Transgender Day of Remembrance observed this past Sunday
The event memorialized the lives of transgender people lost to violence in the last year
November 20th is recognized annually as the international Trans Day of Remembrance, a time to memorialize the lives of transgender people lost to violence in the last year. Locals observed the day at an event in Springfield this past Sunday the 19th.
Almost 400 names appear on an international list of trans lives lost. During Sunday’s event, locals took turns reading a portion of those names along with brief bios, giving those lives a chance to be remembered and memorialized.
Tonya Claiborne is an organizer with Springfield’s Transgender and Ally Resource Team, known as START, a coalition behind this year’s Day of Remembrance.

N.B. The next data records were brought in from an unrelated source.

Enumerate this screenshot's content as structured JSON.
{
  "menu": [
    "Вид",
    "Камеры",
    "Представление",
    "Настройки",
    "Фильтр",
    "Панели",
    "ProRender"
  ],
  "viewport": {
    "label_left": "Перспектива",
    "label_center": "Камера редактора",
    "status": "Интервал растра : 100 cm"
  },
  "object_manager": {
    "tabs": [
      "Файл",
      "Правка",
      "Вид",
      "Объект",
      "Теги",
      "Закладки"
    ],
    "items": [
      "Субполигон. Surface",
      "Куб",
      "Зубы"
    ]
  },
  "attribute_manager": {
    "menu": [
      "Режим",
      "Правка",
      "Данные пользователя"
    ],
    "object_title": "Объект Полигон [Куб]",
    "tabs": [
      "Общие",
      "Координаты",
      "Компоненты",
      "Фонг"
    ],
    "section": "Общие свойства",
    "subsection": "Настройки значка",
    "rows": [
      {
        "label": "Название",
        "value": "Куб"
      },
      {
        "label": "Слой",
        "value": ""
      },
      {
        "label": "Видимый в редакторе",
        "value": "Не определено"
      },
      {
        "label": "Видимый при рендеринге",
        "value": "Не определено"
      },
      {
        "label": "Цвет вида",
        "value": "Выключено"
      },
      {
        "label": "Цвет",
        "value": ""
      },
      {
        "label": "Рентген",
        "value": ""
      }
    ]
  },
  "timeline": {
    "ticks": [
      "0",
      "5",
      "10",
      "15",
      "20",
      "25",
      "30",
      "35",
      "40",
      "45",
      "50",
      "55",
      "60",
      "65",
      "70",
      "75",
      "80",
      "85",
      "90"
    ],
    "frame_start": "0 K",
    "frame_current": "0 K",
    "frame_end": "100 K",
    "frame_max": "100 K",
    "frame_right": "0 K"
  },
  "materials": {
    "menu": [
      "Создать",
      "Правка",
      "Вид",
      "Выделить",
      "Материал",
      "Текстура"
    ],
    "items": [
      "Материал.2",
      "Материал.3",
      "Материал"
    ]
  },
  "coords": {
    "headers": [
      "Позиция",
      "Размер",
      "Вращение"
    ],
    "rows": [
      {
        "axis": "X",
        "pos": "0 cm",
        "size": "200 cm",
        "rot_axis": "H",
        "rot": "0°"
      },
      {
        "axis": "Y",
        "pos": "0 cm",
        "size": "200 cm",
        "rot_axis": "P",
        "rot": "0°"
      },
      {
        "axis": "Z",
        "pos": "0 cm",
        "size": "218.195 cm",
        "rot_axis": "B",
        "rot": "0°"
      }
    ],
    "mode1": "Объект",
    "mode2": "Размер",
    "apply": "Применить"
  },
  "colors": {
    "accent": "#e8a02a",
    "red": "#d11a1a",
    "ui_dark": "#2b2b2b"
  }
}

Claiborne says there is no reason transgender people can’t thrive when surrounded by support and acceptance, but prejudice and hostilities expose many to violence from others and push some to harm themselves.
Claiborne says there are two significant reasons behind the annual event.
She says many times when transgender people pass, they are misgendered or dead-named in news and obituaries. This time gives them a chance to be remembered by their authentic name and identity.
It is also a chance to make people aware of the oppression the trans community faces. Claiborne says the Remembrance can “bring a realization to people that there are folks actively out there harming us.” She added that this is not just interpersonal violence, explaining “there are legislators and various elected officials at various levels actively seeking,” to harm the trans community.
The American Civil Liberties Union reported over 500 anti-LGBTQ laws active in state legislatures in 2023. Laws limiting access to gender affirming care and participation in school sports passed in Missouri this year. The FBI’s 2022 crime report found attacks based on gender identity up 32.9% from 2021, this year’s statistics will be available in 2024.
Sunday, after an introduction and accompanied by cello, almost two dozen people took turns observing the somber event, reading names and lighting electric candles for each life memorialized.
The first name in the program hit close to home, for many in attendance. Quinn Deleski was 25 when she took her own life on December 5th, 2022, in Columbus, Ohio. Quinn graduated from Ozark High School. She was a recent graduate of Missouri State University.